Terapia continua a ser a palavra forte da Marvel na Phase 4, com Moon Knight a confirmar a tendência com uma narrativa que puxa o existencialismo e a psicologia para dentro do Universo dos Super-Heróis. Moon Knight apresenta-nos a uma longa lista de conceitos enquanto se debate por mostrar a doença mental e tenta criar lógica entre os eventos da série e aquilo que já conhecemos da Marvel nos cinemas e no Disney+. É uma salada russa de elementos bem diferentes e que acabam por tornar tudo um pouco inconsistente. 

Nas suas tentativas de tocar em vários pontos, Moon Knight acaba por se tornar na série mais maçadora da MCU. Tem vários ganhos e acertos, é certo, mas parece ter demasiado conteúdo para apresentar num argumento que não parece ter firmeza suficiente para saber até onde quer chegar. No seu todo, Moon Knight, é um círculo, uma narrativa que dá uma volta gigantesca para no último episódio deixar o seu protagonista na mesma posição frágil que estava quando o conhecemos. 

A sensação que fica é que fomos do Porto a Lisboa, mas passamos primeiro pelo Algarve, em viagens desnecessárias apenas para tentar apresentar o máximo de conceitos num curto espaço de tempo. Falamos-te do bom e do menos bom desta aposta do Disney+ na edição desta semana do Coming Up, fica connosco!

O Egito é, por si só, um poço de cultura infindável, com lendas gigantescas cujos significados ainda hoje muitos historiadores tentam descobrir. E é nesse universo rico que a Marvel monta o palco de Moon Knight, aquele que para quem conhece as Bandas Desenhadas é um dos heróis mais peculiares, dramáticos e polivalentes desta franquia. 


E polivalente porquê? Ora, Moon Knight vai buscar o lado místico situando os Deuses Egípcios como parte integrante de um universo onde super-heróis vivem entre nós e ajudam a combater os problemas do mundo. 


E fá-lo de uma forma bem arrojada, visto que não aborda o lado místico com os tons coloridos de Doctor Strange que parece ter mais ligações com a forma como a ciência e a psicologia tratam o sobrenatural, nem entra pelo caminho de humanizar Deuses como acontece em Thor


Aqui, a construção é feita de uma forma um pouco mais arcaica dando-nos uma real noção de que falamos de divindades, com tudo o que isso acarreta. 


À parte do misticismo, Moon Knight ainda se arrisca a juntar a isso a saúde mental, outro tema impactante, mas ao mesmo tempo sensível, que exige um tratamento muito cuidado na sua abordagem sob pena de parecer um aproveitamento do texto em cima de problemas que são, de facto, sérios. 

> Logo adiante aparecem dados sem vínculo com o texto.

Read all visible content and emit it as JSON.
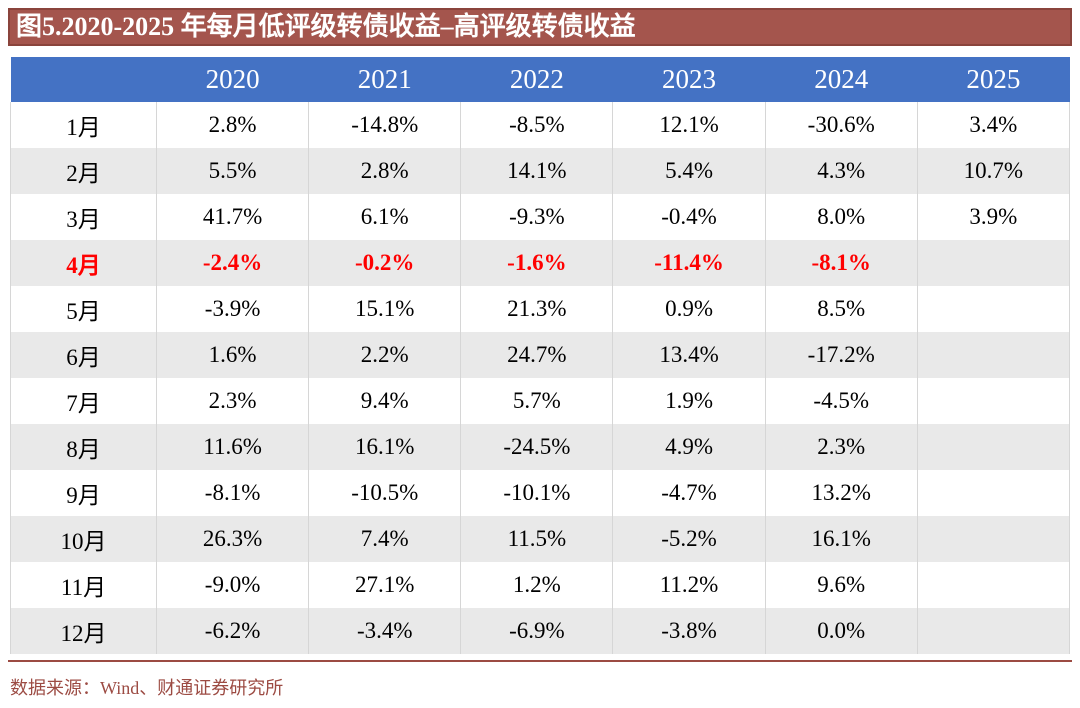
{
  "title": "图5.2020-2025 年每月低评级转债收益–高评级转债收益",
  "source": "数据来源：Wind、财通证券研究所",
  "colors": {
    "title_bg": "#A4554D",
    "title_border": "#8A443C",
    "title_text": "#FFFFFF",
    "header_bg": "#4472C4",
    "header_text": "#FFFFFF",
    "stripe_bg": "#E9E9E9",
    "highlight_text": "#FF0000",
    "body_text": "#000000",
    "cell_border": "#D6D6D6",
    "source_text": "#9C4B43",
    "rule_color": "#9C4B43"
  },
  "chart_data": {
    "type": "table",
    "title": "图5.2020-2025 年每月低评级转债收益–高评级转债收益",
    "columns": [
      "",
      "2020",
      "2021",
      "2022",
      "2023",
      "2024",
      "2025"
    ],
    "rows": [
      {
        "label": "1月",
        "highlight": false,
        "values": [
          "2.8%",
          "-14.8%",
          "-8.5%",
          "12.1%",
          "-30.6%",
          "3.4%"
        ]
      },
      {
        "label": "2月",
        "highlight": false,
        "values": [
          "5.5%",
          "2.8%",
          "14.1%",
          "5.4%",
          "4.3%",
          "10.7%"
        ]
      },
      {
        "label": "3月",
        "highlight": false,
        "values": [
          "41.7%",
          "6.1%",
          "-9.3%",
          "-0.4%",
          "8.0%",
          "3.9%"
        ]
      },
      {
        "label": "4月",
        "highlight": true,
        "values": [
          "-2.4%",
          "-0.2%",
          "-1.6%",
          "-11.4%",
          "-8.1%",
          ""
        ]
      },
      {
        "label": "5月",
        "highlight": false,
        "values": [
          "-3.9%",
          "15.1%",
          "21.3%",
          "0.9%",
          "8.5%",
          ""
        ]
      },
      {
        "label": "6月",
        "highlight": false,
        "values": [
          "1.6%",
          "2.2%",
          "24.7%",
          "13.4%",
          "-17.2%",
          ""
        ]
      },
      {
        "label": "7月",
        "highlight": false,
        "values": [
          "2.3%",
          "9.4%",
          "5.7%",
          "1.9%",
          "-4.5%",
          ""
        ]
      },
      {
        "label": "8月",
        "highlight": false,
        "values": [
          "11.6%",
          "16.1%",
          "-24.5%",
          "4.9%",
          "2.3%",
          ""
        ]
      },
      {
        "label": "9月",
        "highlight": false,
        "values": [
          "-8.1%",
          "-10.5%",
          "-10.1%",
          "-4.7%",
          "13.2%",
          ""
        ]
      },
      {
        "label": "10月",
        "highlight": false,
        "values": [
          "26.3%",
          "7.4%",
          "11.5%",
          "-5.2%",
          "16.1%",
          ""
        ]
      },
      {
        "label": "11月",
        "highlight": false,
        "values": [
          "-9.0%",
          "27.1%",
          "1.2%",
          "11.2%",
          "9.6%",
          ""
        ]
      },
      {
        "label": "12月",
        "highlight": false,
        "values": [
          "-6.2%",
          "-3.4%",
          "-6.9%",
          "-3.8%",
          "0.0%",
          ""
        ]
      }
    ]
  }
}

Mas, essa abordagem aos transtornos de personalidade de Marc Spector torna-se num dos grandes pontos altos da série. E tudo porque há um respeito enorme pelo personagem e não tentam a todo o custo olhar para o seu transtorno como uma solução para acelerar o argumento. Preocupam-se, sim, em tentar diferenciar as personalidades que existem dentro daquele homem, justificando o porquê desse transtorno existir e explorando os seus traumas (que são vários) sob um ângulo interessante que consegue agradar tanto ao público mais erudito quanto a quem consome franquias mainstream como a saga dos Avengers.



E entre tudo isto, a série ainda tem a “obrigação” de definir a escala de poder de Moon Knight e torná-lo numa figura atrativa que leve o público a interessar-se em ver no futuro uma ligação entre ele e a restante equipe de heróis que já conhecemos. 


Neste ponto, a série tem em mãos uma quantidade gigantesca de problemas e a necessidade de dar respostas em limitador seis episódios, fazendo com que conteúdos tão densos tenham de ficar apenas pela rama sob pena de tornar a série em algo chato.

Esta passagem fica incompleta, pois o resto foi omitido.